La natura è immensa forte, impietosa, ma al tempo stesso fragile ai piedi del Monte Bianco, come testimonia anche l’artista francese Saype che ha creato un immenso affresco “La grande dame”.

Come tutte le sue opere è visibile solo nella prospettiva dall’alto, oltre i 2.300 metri del Pavillon dove è dipinto con vernice biodegrabile di gesso e carbone.

Un abbraccio tra due donne, nonna e nipote, generazioni al cospetto del tempo e dei cambiamenti; la più giovane, la generazione nascente, punta il dito sul Monte Bianco, il più simbolico testimone del tempo che passa, mutando non solo l’aspetto, ma anche l’idrologia, creando conseguenze sul micro clima, generando preoccupazioni per la sopravvivenza futura. Per una volta è la vetta che si fa simbolo di ciò a cui dobbiamo prestare attenzione, per una volta dobbiamo alzare lo sguardo oltre noi stessi e guardare in alto, verso il cielo e verso il futuro.

Un’opera effimera, di un pioniere di un nuovo tipo di arte, a metà tra land art e street art, l’opera più alta mai realizzata da Saype, che testimonia e accende un faro sul ghiacciaio che si ritira, sulla necessità di tutela alla natura.

Salendo più in alto dell’opera stessa si può ammirarla prima che l’erba e il potere della natura la cancellino, come per ogni effetto dell’uomo.
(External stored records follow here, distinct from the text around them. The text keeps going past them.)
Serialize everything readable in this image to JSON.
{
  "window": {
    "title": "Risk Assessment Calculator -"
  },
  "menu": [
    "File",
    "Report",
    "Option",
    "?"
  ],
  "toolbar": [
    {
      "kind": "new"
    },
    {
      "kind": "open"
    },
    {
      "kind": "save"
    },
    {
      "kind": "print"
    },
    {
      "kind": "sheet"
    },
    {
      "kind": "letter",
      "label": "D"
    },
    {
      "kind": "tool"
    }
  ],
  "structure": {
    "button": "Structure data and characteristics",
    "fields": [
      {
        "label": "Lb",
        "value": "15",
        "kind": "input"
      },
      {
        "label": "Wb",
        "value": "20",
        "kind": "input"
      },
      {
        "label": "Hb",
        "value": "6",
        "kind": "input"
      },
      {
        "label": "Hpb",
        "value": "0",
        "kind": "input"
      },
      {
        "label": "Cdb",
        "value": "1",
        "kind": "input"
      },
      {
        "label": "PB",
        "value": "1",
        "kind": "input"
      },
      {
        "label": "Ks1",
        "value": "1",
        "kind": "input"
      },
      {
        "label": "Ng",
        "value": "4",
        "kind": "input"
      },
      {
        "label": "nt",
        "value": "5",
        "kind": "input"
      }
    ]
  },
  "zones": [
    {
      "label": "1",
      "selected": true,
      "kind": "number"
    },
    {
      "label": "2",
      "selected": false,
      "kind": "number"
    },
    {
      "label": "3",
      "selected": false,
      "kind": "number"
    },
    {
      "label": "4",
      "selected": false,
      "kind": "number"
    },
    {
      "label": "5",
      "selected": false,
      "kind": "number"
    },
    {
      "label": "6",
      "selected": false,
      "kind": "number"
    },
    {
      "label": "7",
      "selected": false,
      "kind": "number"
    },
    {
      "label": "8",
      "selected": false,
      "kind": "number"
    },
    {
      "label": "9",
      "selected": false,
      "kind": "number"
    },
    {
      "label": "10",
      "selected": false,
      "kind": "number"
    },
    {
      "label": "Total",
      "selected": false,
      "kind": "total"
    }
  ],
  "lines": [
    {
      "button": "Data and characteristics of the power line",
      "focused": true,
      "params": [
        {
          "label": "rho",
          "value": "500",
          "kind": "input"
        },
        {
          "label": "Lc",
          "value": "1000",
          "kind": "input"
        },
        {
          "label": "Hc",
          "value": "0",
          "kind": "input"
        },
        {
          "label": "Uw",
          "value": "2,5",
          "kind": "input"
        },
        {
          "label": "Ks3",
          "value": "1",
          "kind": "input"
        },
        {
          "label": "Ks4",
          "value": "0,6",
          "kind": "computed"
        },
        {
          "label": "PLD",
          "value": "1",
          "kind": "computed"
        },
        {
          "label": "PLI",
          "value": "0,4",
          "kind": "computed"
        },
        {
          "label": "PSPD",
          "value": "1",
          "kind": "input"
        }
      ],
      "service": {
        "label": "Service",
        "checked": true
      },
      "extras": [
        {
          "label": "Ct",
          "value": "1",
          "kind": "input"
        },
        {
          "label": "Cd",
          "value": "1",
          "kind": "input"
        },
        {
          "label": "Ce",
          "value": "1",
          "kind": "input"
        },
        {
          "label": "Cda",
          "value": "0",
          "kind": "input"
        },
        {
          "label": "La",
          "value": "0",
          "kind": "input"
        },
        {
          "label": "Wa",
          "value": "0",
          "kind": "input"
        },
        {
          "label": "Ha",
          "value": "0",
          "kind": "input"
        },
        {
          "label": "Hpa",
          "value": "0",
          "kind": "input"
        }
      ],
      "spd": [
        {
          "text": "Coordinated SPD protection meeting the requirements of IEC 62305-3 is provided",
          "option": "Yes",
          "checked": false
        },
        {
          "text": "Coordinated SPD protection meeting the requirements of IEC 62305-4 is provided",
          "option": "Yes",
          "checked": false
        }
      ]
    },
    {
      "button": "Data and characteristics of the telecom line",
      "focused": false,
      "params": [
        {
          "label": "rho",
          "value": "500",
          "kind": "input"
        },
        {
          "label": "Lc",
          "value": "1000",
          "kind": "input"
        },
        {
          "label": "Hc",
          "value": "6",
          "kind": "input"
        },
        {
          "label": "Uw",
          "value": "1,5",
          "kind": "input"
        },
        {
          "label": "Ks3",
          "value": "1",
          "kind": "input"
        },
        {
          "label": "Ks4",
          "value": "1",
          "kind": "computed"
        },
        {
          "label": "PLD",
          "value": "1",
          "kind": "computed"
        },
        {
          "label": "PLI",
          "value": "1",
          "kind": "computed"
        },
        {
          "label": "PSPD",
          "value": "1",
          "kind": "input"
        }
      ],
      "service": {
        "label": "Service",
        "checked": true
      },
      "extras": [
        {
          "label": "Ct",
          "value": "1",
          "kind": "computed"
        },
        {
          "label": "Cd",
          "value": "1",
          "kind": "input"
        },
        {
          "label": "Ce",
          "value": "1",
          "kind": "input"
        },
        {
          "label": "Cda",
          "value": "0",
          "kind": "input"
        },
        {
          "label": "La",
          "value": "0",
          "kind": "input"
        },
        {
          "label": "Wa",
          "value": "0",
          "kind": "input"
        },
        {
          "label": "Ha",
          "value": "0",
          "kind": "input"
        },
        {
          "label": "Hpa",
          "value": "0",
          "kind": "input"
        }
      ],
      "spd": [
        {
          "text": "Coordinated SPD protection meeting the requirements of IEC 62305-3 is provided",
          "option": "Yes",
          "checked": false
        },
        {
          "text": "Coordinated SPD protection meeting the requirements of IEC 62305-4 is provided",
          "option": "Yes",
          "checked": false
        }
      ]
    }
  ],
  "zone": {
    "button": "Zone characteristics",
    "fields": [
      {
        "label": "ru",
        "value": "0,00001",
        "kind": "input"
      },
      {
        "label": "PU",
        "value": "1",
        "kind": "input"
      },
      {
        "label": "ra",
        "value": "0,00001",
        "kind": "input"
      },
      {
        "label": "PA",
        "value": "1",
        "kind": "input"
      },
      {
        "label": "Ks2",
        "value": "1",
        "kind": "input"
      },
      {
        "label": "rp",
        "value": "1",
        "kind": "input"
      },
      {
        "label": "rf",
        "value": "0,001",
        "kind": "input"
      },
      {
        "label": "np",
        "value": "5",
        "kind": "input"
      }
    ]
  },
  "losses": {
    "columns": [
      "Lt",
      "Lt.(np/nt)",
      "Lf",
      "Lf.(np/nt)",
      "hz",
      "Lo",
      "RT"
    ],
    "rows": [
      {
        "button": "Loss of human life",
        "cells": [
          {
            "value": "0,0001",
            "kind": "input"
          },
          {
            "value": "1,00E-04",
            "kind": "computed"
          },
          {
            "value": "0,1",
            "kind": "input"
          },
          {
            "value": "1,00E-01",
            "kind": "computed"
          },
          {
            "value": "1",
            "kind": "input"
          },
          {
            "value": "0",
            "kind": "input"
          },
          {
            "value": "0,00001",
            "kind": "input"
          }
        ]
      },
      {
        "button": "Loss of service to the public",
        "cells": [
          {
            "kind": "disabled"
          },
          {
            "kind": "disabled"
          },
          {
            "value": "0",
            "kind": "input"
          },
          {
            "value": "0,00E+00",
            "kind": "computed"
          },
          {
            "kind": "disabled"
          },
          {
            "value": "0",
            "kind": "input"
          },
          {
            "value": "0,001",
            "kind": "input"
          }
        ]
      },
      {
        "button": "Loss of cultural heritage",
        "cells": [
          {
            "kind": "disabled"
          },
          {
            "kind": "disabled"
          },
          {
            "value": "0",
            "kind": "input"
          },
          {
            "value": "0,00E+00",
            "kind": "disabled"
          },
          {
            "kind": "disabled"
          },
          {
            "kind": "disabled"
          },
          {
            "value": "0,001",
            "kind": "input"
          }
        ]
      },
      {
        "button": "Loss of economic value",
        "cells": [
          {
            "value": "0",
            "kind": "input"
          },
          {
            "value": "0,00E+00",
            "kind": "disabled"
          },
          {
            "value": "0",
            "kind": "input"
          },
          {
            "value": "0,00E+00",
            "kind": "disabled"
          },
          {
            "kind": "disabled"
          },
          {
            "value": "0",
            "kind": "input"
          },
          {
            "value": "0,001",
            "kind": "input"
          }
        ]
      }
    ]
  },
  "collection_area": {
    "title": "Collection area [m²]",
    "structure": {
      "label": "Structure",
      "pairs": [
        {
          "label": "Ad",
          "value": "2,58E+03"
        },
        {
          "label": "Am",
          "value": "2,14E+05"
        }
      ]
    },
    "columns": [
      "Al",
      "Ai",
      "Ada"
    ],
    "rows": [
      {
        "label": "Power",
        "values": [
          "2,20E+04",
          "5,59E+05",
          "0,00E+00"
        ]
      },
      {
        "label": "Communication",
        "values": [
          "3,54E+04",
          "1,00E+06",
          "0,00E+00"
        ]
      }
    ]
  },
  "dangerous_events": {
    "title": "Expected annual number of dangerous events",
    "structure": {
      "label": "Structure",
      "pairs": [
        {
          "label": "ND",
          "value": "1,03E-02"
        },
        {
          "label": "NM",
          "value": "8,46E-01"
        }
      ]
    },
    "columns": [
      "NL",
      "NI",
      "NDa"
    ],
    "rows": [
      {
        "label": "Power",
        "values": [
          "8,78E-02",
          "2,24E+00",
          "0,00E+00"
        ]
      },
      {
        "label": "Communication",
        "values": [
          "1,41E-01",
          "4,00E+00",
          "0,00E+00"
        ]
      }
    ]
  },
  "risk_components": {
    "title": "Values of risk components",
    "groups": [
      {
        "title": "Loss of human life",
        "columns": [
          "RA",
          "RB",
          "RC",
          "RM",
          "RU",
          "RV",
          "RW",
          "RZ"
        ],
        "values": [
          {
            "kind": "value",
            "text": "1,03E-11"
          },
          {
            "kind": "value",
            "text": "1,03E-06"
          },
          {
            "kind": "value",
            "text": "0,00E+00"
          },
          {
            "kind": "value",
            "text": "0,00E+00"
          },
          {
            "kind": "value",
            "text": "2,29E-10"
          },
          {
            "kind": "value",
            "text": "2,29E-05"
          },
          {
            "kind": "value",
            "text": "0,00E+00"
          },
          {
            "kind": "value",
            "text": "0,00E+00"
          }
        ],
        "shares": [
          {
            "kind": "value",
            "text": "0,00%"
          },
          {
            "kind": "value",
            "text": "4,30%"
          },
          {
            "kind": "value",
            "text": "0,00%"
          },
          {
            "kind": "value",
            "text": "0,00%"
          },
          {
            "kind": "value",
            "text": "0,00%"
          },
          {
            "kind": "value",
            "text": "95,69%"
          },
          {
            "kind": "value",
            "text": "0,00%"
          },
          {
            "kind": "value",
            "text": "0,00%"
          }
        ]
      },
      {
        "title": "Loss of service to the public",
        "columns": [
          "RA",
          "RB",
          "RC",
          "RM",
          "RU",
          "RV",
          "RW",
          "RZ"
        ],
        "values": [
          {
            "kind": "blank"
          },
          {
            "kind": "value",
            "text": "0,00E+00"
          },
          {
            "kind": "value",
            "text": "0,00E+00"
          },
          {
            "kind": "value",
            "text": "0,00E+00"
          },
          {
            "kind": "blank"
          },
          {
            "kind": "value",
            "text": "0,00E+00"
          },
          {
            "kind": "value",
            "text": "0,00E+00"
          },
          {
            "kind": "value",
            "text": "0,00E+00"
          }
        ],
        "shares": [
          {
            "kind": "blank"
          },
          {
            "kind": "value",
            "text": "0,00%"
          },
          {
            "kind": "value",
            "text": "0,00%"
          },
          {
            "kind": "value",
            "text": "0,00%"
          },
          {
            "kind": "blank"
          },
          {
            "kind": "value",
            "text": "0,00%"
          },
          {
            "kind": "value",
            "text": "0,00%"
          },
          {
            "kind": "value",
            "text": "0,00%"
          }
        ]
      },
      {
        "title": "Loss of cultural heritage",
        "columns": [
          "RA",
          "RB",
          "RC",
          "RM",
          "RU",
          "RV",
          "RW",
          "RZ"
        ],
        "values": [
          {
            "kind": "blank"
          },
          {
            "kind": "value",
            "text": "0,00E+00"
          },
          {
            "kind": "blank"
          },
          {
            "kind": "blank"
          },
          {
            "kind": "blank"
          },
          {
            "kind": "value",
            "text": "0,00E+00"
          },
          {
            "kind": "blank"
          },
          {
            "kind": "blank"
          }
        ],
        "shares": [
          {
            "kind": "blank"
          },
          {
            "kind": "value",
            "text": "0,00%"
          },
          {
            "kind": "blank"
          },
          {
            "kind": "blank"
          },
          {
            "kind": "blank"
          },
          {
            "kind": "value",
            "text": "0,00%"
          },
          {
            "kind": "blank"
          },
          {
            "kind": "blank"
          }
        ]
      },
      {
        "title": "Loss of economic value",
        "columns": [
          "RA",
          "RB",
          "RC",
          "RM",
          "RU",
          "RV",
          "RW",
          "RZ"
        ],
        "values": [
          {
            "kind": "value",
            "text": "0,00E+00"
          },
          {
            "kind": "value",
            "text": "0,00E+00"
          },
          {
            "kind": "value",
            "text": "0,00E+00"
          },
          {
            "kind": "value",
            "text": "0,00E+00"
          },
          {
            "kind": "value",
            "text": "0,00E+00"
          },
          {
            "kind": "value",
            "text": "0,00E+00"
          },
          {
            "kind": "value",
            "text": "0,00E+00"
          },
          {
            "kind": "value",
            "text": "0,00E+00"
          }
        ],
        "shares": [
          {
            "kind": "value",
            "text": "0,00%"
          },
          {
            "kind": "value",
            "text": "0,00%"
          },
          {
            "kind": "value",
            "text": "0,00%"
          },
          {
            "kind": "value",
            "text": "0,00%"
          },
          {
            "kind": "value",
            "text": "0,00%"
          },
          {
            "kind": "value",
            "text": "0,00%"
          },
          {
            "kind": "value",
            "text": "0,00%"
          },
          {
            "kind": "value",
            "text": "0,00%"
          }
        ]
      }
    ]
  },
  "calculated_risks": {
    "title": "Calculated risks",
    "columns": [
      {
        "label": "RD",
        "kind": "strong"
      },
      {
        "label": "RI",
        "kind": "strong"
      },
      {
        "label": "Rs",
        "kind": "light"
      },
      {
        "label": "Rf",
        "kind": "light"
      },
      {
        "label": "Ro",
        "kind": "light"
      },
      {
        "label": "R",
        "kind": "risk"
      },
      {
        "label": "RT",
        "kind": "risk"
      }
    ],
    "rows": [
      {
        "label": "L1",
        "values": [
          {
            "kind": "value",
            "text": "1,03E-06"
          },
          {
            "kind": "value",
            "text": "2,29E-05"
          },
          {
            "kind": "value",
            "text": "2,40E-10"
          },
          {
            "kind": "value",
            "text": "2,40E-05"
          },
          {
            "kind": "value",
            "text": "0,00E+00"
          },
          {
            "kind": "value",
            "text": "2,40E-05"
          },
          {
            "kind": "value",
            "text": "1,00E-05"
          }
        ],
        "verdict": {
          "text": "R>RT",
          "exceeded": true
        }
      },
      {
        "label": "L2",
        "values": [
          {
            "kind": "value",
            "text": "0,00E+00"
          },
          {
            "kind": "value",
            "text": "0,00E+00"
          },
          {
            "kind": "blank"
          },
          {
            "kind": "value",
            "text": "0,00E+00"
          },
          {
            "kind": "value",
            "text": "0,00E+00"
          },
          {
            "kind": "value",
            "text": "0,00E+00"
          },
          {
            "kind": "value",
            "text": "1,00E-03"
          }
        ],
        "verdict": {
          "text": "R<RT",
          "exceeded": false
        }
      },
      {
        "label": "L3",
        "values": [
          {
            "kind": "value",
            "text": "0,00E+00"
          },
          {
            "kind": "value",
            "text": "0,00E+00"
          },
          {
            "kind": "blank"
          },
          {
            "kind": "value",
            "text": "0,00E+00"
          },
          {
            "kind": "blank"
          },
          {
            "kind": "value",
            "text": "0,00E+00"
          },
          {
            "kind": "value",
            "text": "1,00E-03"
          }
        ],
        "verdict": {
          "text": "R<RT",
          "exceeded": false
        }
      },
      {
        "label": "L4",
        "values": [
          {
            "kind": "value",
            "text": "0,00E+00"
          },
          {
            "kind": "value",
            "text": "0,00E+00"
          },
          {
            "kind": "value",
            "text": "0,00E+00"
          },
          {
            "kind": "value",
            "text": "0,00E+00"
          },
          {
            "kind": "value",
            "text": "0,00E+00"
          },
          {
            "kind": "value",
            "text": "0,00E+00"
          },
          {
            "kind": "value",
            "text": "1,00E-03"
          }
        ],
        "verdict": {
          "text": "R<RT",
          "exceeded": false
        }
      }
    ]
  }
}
Anche questa tecnica riporta essa stessa a dovute riflessioni, sui cambiamenti dolci che gli uomini possono apportare alla natura, senza forzarla, stravolgerla, mortificarla.

Vincerà la natura questa volta, che fra qualche settimana fagociterà le due donne “denuncia” e le porterà nel profondo della terra; tuttavia non sempre questo accade, a volte dighe, costruzioni, aberrazioni rimangono piantate per sempre, come schegge, nel paesaggio terrestre.